The Life of Irene Nemirovsky : 1903-1942
The Life of Irene Nemirovsky : 1903-1942
Author: Lienhardt, Patrick, Philipponnat, Olivier, Cameron, Professor Euan
French
Published on 1 March 2011 by Vintage Publishing (Vintage) in the United Kingdom.
Paperback / softback | 496 pages
200 x 131 x 32 | 342g
Irène Némirovsky's own life was as dramatic as any fiction. Few writers enjoy posthumous success as astonishing as hers after the international triumph of Suite Française. She was born in 1903 in Kiev to a well-off Jewish family.
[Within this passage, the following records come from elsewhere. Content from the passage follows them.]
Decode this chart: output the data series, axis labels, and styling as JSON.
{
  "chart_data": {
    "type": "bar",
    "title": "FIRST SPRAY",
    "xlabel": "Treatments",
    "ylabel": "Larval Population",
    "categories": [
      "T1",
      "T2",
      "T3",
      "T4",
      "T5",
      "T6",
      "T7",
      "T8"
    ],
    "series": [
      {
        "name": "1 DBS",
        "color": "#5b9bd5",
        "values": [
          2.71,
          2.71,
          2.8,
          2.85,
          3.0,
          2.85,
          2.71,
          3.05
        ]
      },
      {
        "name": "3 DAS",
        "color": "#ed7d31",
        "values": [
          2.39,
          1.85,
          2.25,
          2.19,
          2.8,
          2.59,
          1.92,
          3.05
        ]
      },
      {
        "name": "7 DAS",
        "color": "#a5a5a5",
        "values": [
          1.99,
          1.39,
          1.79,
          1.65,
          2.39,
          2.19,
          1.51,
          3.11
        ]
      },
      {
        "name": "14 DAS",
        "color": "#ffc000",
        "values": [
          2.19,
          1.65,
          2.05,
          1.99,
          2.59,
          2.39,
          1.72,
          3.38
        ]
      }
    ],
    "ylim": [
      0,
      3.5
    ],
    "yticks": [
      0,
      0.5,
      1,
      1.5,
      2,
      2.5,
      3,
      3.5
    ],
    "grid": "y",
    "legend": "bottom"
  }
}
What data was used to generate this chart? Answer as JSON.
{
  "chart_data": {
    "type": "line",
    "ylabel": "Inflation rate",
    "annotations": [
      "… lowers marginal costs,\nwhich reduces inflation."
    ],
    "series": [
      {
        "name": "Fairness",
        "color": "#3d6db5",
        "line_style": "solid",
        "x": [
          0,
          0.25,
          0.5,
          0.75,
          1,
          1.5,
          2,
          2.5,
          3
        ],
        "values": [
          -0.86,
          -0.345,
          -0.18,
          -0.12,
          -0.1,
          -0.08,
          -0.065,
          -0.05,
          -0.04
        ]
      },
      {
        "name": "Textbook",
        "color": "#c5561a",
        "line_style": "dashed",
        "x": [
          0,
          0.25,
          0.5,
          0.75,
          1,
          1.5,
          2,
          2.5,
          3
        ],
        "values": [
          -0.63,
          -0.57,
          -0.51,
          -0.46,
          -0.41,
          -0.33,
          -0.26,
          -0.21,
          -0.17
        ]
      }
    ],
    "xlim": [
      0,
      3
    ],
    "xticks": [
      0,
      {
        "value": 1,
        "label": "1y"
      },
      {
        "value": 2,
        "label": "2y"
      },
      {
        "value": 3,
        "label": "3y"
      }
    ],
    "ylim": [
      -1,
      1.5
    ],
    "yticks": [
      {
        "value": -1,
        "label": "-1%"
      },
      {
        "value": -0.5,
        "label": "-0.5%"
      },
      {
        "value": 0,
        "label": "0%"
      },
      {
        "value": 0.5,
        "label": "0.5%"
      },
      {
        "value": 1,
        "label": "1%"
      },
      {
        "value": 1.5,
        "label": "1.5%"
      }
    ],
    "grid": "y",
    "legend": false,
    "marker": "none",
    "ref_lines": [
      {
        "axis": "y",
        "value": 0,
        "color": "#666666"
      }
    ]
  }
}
They fled the Russian revolution, eventually settling in France where, with the publication of David Golder in 1929 - delivered to a publisher just before the birth of her first daughter - Irène swiftly became an acclaimed and successful writer. When France fell to the Nazis, Irène and her family took refuge in a small Burgundy village, but in July 1942 she was arrested by the French police and deported to Auschwitz. Irène died a month later, aged only thirty-nine.
Her biographers take advantage of access to diaries, unpublished documents and surviving family members to examine Irène's remarkable life, from pogroms in Ukraine to gilded holidays in Biarritz, and her troubled relationship with her vain, difficult mother. The result is a brilliant portrait of an exceptional writer and of a turbulent period of European history.